On June 27 the Senate passed the Gold Star Spouses and Spouses of Injured Servicemembers Leasing Relief Expansion Act as part of the Fiscal Year 2020 National Defense Authorization Act (see Sec. 6007). If it becomes law, the bill would amend the SCRA to allow spouses of servicemembers killed or injured during service to terminate certain types of leases.
The bill was originally introduced in April by Senators Elizabeth Warren (D-Mass.), Rob Portman (R-OH), Kyrsten Sinema (D-AZ), Thom Tillis (R-NC) and Ranking Member of the Senate Armed Services Committee Jack Reed (D-RI) in the Senate, and by Representatives Cheri Bustos (D-IL) and Brad Wenstrup (R-OH) in the House of Representatives. The House version has not yet passed.
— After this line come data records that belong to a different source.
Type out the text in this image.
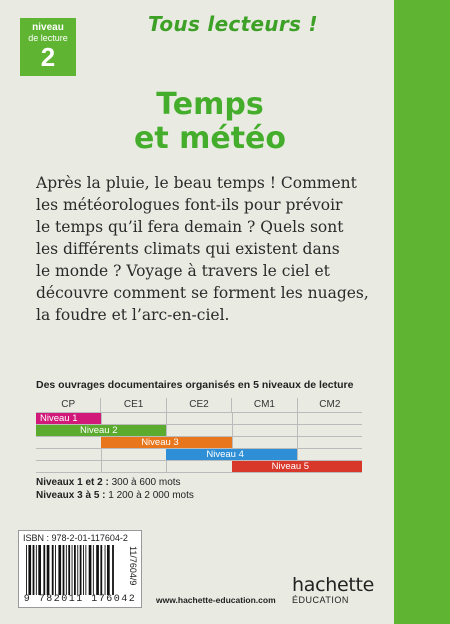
niveau
de lecture
2
Tous lecteurs !
Temps
et météo
Après la pluie, le beau temps ! Comment
les météorologues font-ils pour prévoir
le temps qu’il fera demain ? Quels sont
les différents climats qui existent dans
le monde ? Voyage à travers le ciel et
découvre comment se forment les nuages,
la foudre et l’arc-en-ciel.
Des ouvrages documentaires organisés en 5 niveaux de lecture
CP	CE1	CE2	CM1	CM2
Niveau 1
Niveau 2
Niveau 3
Niveau 4
Niveau 5
Niveaux 1 et 2 : 300 à 600 mots
Niveaux 3 à 5 : 1 200 à 2 000 mots
ISBN : 978-2-01-117604-2
9 782011 176042
11/7604/9
www.hachette-education.com
hachette
ÉDUCATION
The bill provides the surviving spouse of a servicemember who died during military service with a broad right to terminate a vehicle lease during a one-year period that begins to run on the date of the servicemember’s death. The bill also allows the spouse of a servicemember who sustained a “catastrophic injury or illness” to end a residential lease or vehicle lease during the one-year period that begins to run on the date of the servicemember’s injury or illness.
These added protections apply if a servicemember died or sustained the injury or illness while in military service or while performing full-time National Guard duty, active Guard and Reserve duty, or inactive-duty training.
This bill is notable in that it introduces the concept of “catastrophic injury or illness” to the SCRA, though this term itself is not new. Currently, the only references to injuries in the SCRA are relatively obscure provisions relating to desert land and mining claims. Department of Defense Instruction 1341.12 (published August 10, 2015) defines “catastrophic injury or illness” as a “permanent, severely disabling injury, disorder, or illness incurred or aggravated in the line of duty that compromises the ability to perform [activities of daily living] to such a degree that a Service member requires personal or mechanical assistance to leave home or bed, or requires constant supervision to avoid physical harm to self or others.” The term is one of several designations that can be conferred on a servicemember based on an evaluation of that servicemember’s condition as part of DoD’s Disability Evaluation System.
While the bill is silent as what types of evidence a lessor may require of a servicemember’s spouse to prove that such an illness or injury was suffered, the likeliest scenario is that the spouse could provide a copy of documentation showing the designation.